In my earlier post on this question of the historically unique change in the trend miles driven, I wondered whether this change was cyclical or structural, the former meaning you’d expect things to pretty much snap back when the economy “stabilizes.”
Here’s a point for cyclical. I created a simple statistical model to explain the (log change in) miles driven series shown in the link above, based on unemployment and gas prices. I ran the model through 2007 and predicted the series forward using actual values for unemployment and gas prices.

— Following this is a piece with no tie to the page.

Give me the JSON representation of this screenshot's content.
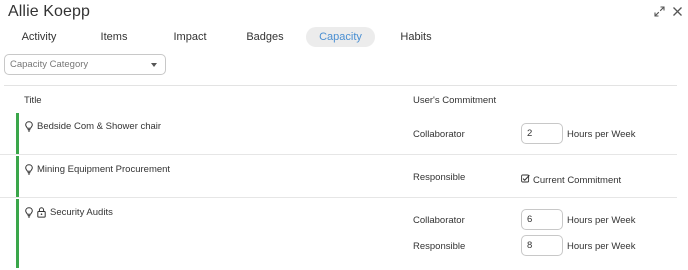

Sources: National Highway Admin, BLS, my analysis
As you can see, the forecast series (miles_f) hugs the actual pretty closely, meaning movements in joblessness and gas prices broadly explain the movements in series. Had a structural shift occurred, the forecast would be less accurate.
As I wrote the other day:
“I’ve generally been skeptical of arguments about “the new normal,” thinking that much of what we’re going through is cyclical, not structural, meaning things pretty much revert back to the old normal once we’re growing in earnest again. But it’s worth tracking signals like this that remind one that at some point, if it goes on long enough, cyclical morphs into structural.”
That last part is worth repeating…it will be a while before the economy “stabilizes”—before unemployment comes down to normal levels and family balance sheets are back in the black. Relationships between economic variables like these and many others could start to change—and that’s worth our attention.